David Nimmer, a Woodbury resident who lived 18 years in Afton, said he’s “old enough to know there are several pathways to God and I would welcome our Muslim brothers and sisters on that journey.”

But Afton resident Patricia Swanson referred to the Islamic Society’s presence as “an invasion” and said it would have “damaging effects” on the city.

“None of the residents of the Afton community have requested this structure to be built. This means that the pressure to erect it is coming from outside the city of Afton as well as its funding,” she said.

Islamic Society members are raising $500,000 from within their local community to help fund the building project, Ali said.

Some residents raised concerns about noise and lights, which City Council members addressed in their resolution.

The mosque will have two minarets, both shorter than the maximum height allowed in Afton for church spires. No music or calls to worship will be broadcast outside the building, and the Islamic Society will plant trees to screen the mosque from neighboring houses.
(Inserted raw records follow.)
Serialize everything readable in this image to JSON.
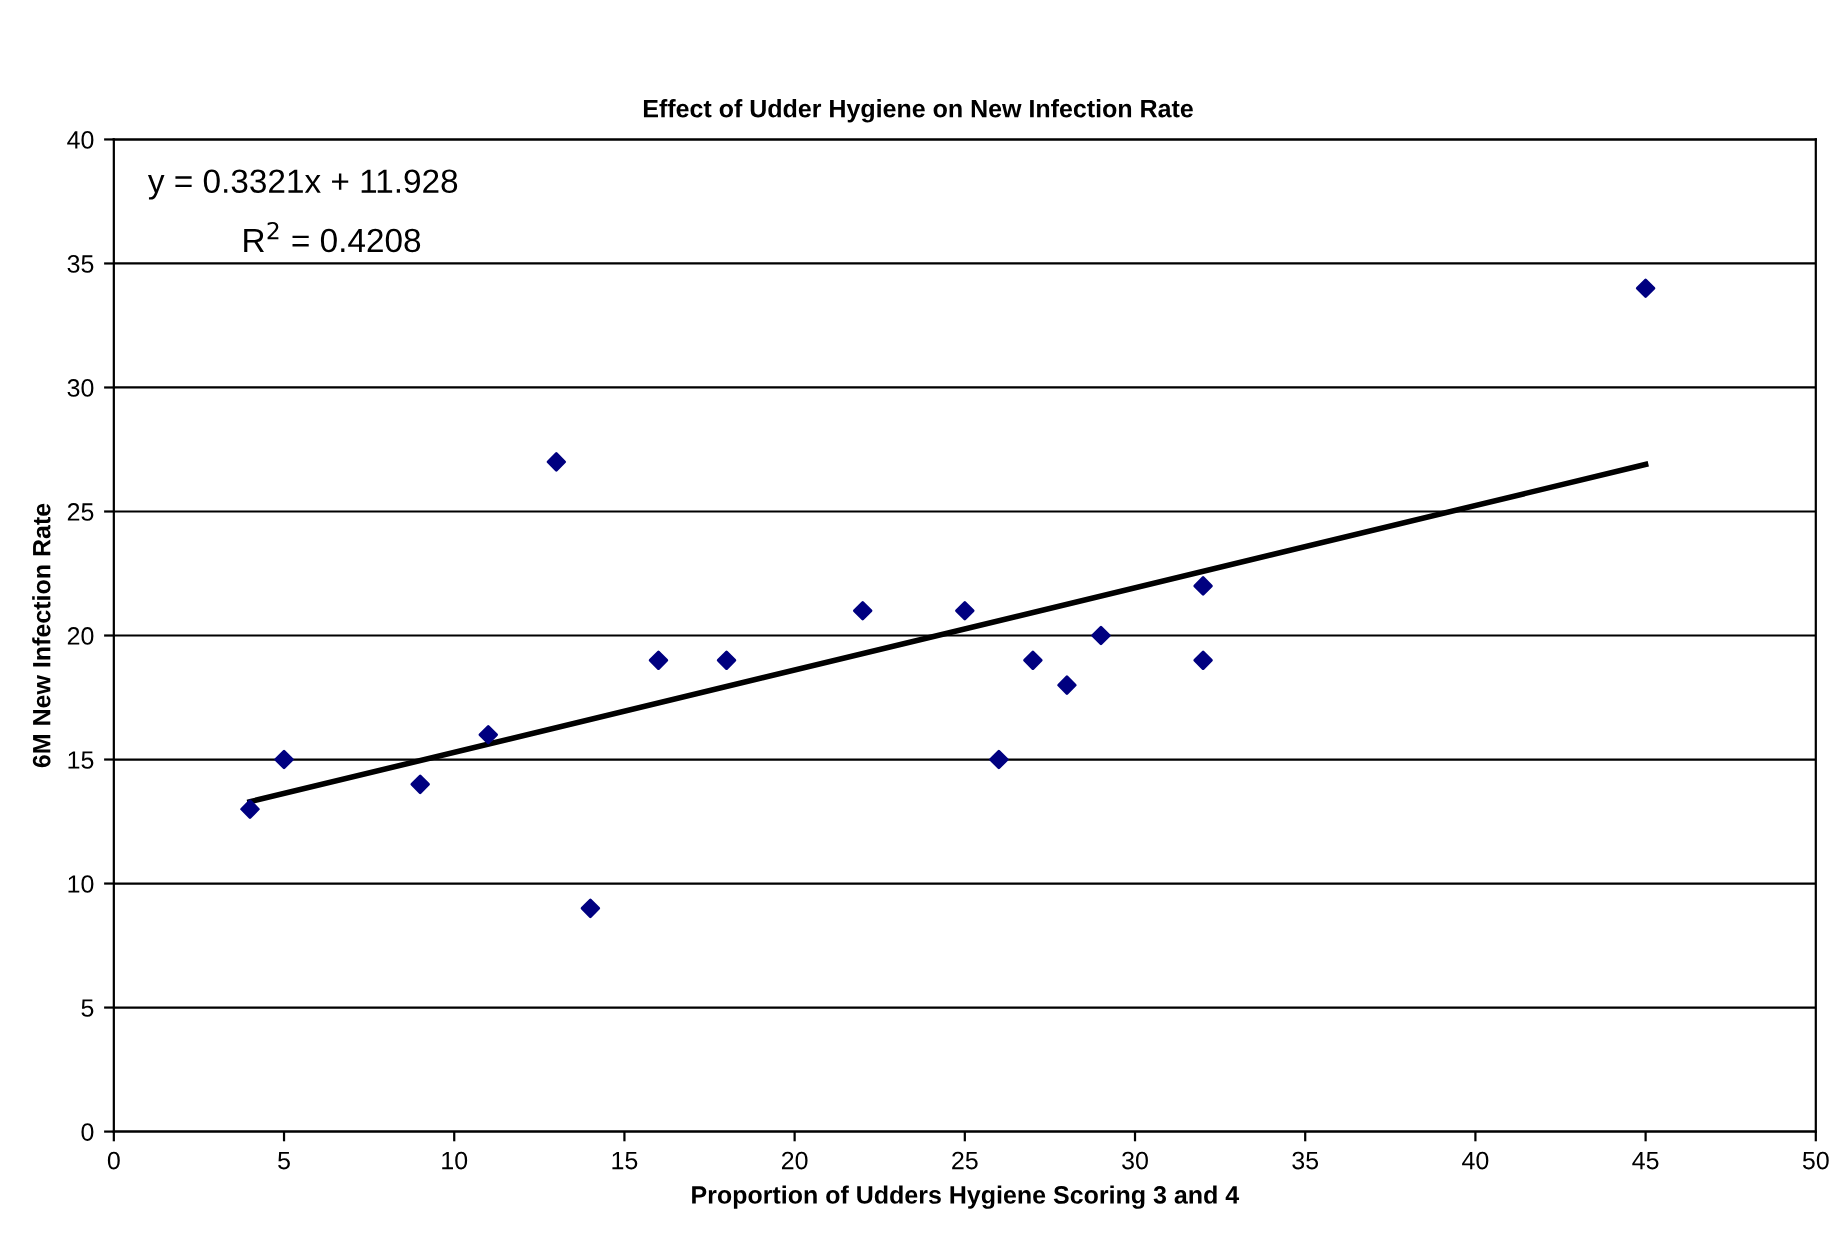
{
  "chart_data": {
    "type": "scatter",
    "title": "Effect of Udder Hygiene on New Infection Rate",
    "xlabel": "Proportion of Udders Hygiene Scoring 3 and 4",
    "ylabel": "6M New Infection Rate",
    "annotations": [
      "y = 0.3321x + 11.928",
      "R$^{2}$ = 0.4208"
    ],
    "series": [
      {
        "color": "#000080",
        "marker": "diamond",
        "x": [
          4,
          5,
          9,
          11,
          13,
          14,
          16,
          18,
          22,
          25,
          26,
          27,
          28,
          29,
          32,
          32,
          45
        ],
        "values": [
          13,
          15,
          14,
          16,
          27,
          9,
          19,
          19,
          21,
          21,
          15,
          19,
          18,
          20,
          22,
          19,
          34
        ]
      },
      {
        "type": "line",
        "color": "#000000",
        "marker": "none",
        "x": [
          4,
          45
        ],
        "values": [
          13.3,
          26.9
        ]
      }
    ],
    "xlim": [
      0,
      50
    ],
    "xticks": [
      0,
      5,
      10,
      15,
      20,
      25,
      30,
      35,
      40,
      45,
      50
    ],
    "ylim": [
      0,
      40
    ],
    "yticks": [
      0,
      5,
      10,
      15,
      20,
      25,
      30,
      35,
      40
    ],
    "grid": "y",
    "legend": false
  }
}
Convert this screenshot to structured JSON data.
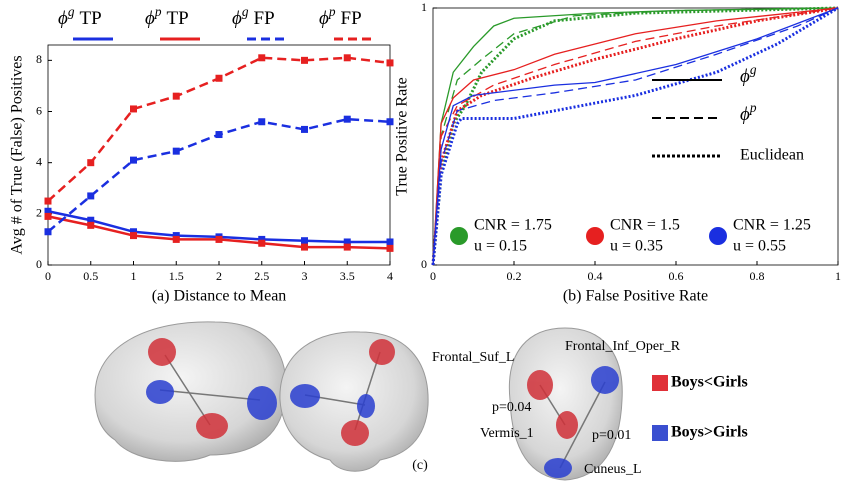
{
  "chart_data": [
    {
      "type": "line",
      "ylabel": "Avg # of True (False) Positives",
      "xlabel": "(a) Distance to Mean",
      "x": [
        0,
        0.5,
        1,
        1.5,
        2,
        2.5,
        3,
        3.5,
        4
      ],
      "xlim": [
        0,
        4
      ],
      "xticks": [
        0,
        0.5,
        1,
        1.5,
        2,
        2.5,
        3,
        3.5,
        4
      ],
      "ylim": [
        0,
        8.6
      ],
      "yticks": [
        0,
        2,
        4,
        6,
        8
      ],
      "series": [
        {
          "symbol": "ϕ",
          "sup": "g",
          "label": "TP",
          "color": "#1a2fe0",
          "style": "solid",
          "values": [
            2.1,
            1.75,
            1.3,
            1.15,
            1.1,
            1.0,
            0.95,
            0.9,
            0.9
          ]
        },
        {
          "symbol": "ϕ",
          "sup": "p",
          "label": "TP",
          "color": "#e62020",
          "style": "solid",
          "values": [
            1.9,
            1.55,
            1.15,
            1.0,
            1.0,
            0.85,
            0.7,
            0.7,
            0.65
          ]
        },
        {
          "symbol": "ϕ",
          "sup": "g",
          "label": "FP",
          "color": "#1a2fe0",
          "style": "dashed",
          "values": [
            1.3,
            2.7,
            4.1,
            4.45,
            5.1,
            5.6,
            5.3,
            5.7,
            5.6
          ]
        },
        {
          "symbol": "ϕ",
          "sup": "p",
          "label": "FP",
          "color": "#e62020",
          "style": "dashed",
          "values": [
            2.5,
            4.0,
            6.1,
            6.6,
            7.3,
            8.1,
            8.0,
            8.1,
            7.9
          ]
        }
      ]
    },
    {
      "type": "roc",
      "ylabel": "True Positive Rate",
      "xlabel": "(b) False Positive Rate",
      "xlim": [
        0,
        1
      ],
      "xticks": [
        0,
        0.2,
        0.4,
        0.6,
        0.8,
        1
      ],
      "ylim": [
        0,
        1
      ],
      "yticks": [
        0,
        1
      ],
      "line_styles": [
        {
          "style": "solid",
          "symbol": "ϕ",
          "sup": "g"
        },
        {
          "style": "dashed",
          "symbol": "ϕ",
          "sup": "p"
        },
        {
          "style": "dotted",
          "label": "Euclidean"
        }
      ],
      "groups": [
        {
          "color": "#2a9a2a",
          "cnr": "CNR = 1.75",
          "u": "u = 0.15",
          "curves": [
            {
              "style": "solid",
              "x": [
                0,
                0.02,
                0.05,
                0.1,
                0.15,
                0.2,
                0.4,
                0.6,
                1
              ],
              "y": [
                0,
                0.55,
                0.75,
                0.85,
                0.93,
                0.96,
                0.98,
                0.99,
                1
              ]
            },
            {
              "style": "dashed",
              "x": [
                0,
                0.02,
                0.06,
                0.12,
                0.2,
                0.35,
                0.6,
                1
              ],
              "y": [
                0,
                0.5,
                0.72,
                0.8,
                0.9,
                0.97,
                0.99,
                1
              ]
            },
            {
              "style": "dotted",
              "x": [
                0,
                0.02,
                0.05,
                0.08,
                0.12,
                0.2,
                0.3,
                0.5,
                1
              ],
              "y": [
                0,
                0.35,
                0.55,
                0.62,
                0.75,
                0.88,
                0.95,
                0.98,
                1
              ]
            }
          ]
        },
        {
          "color": "#e62020",
          "cnr": "CNR = 1.5",
          "u": "u = 0.35",
          "curves": [
            {
              "style": "solid",
              "x": [
                0,
                0.02,
                0.05,
                0.1,
                0.2,
                0.3,
                0.5,
                0.7,
                1
              ],
              "y": [
                0,
                0.55,
                0.65,
                0.72,
                0.76,
                0.82,
                0.9,
                0.95,
                1
              ]
            },
            {
              "style": "dashed",
              "x": [
                0,
                0.02,
                0.06,
                0.15,
                0.3,
                0.5,
                0.7,
                1
              ],
              "y": [
                0,
                0.5,
                0.62,
                0.7,
                0.78,
                0.87,
                0.93,
                1
              ]
            },
            {
              "style": "dotted",
              "x": [
                0,
                0.02,
                0.06,
                0.12,
                0.25,
                0.4,
                0.6,
                0.8,
                1
              ],
              "y": [
                0,
                0.4,
                0.6,
                0.66,
                0.73,
                0.8,
                0.88,
                0.95,
                1
              ]
            }
          ]
        },
        {
          "color": "#1a2fe0",
          "cnr": "CNR = 1.25",
          "u": "u = 0.55",
          "curves": [
            {
              "style": "solid",
              "x": [
                0,
                0.02,
                0.05,
                0.1,
                0.3,
                0.4,
                0.6,
                0.8,
                1
              ],
              "y": [
                0,
                0.45,
                0.62,
                0.66,
                0.7,
                0.71,
                0.78,
                0.88,
                1
              ]
            },
            {
              "style": "dashed",
              "x": [
                0,
                0.02,
                0.06,
                0.15,
                0.3,
                0.5,
                0.7,
                0.9,
                1
              ],
              "y": [
                0,
                0.4,
                0.6,
                0.64,
                0.67,
                0.72,
                0.82,
                0.93,
                1
              ]
            },
            {
              "style": "dotted",
              "x": [
                0,
                0.02,
                0.06,
                0.07,
                0.2,
                0.3,
                0.5,
                0.7,
                0.85,
                1
              ],
              "y": [
                0,
                0.35,
                0.55,
                0.57,
                0.57,
                0.6,
                0.66,
                0.75,
                0.86,
                1
              ]
            }
          ]
        }
      ]
    }
  ],
  "panel_c": {
    "label": "(c)",
    "regions": [
      "Frontal_Suf_L",
      "Frontal_Inf_Oper_R",
      "p=0.04",
      "Vermis_1",
      "p=0.01",
      "Cuneus_L"
    ],
    "legend": [
      {
        "label": "Boys<Girls",
        "color": "#e03038"
      },
      {
        "label": "Boys>Girls",
        "color": "#3a4fd0"
      }
    ]
  }
}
The congregation also must secure permits from the Valley Branch Watershed District and the Minnesota Department of Transportation; approval of final drainage, landscaping and lighting plans; and a building permit, said City Administrator Ron Moorse.

About 200 members will worship in the mosque on Fridays, and weekend activities will include classes for children. Membership is about one-tenth that of a Lutheran church down the road, a city planning document said.

Ali said Wednesday that the Islamic Society was thankful for the many Afton residents who came to the council meeting in support of the mosque.

“We are a part of this community,” he said. “We really look forward to moving on to the next step and having a home out here.”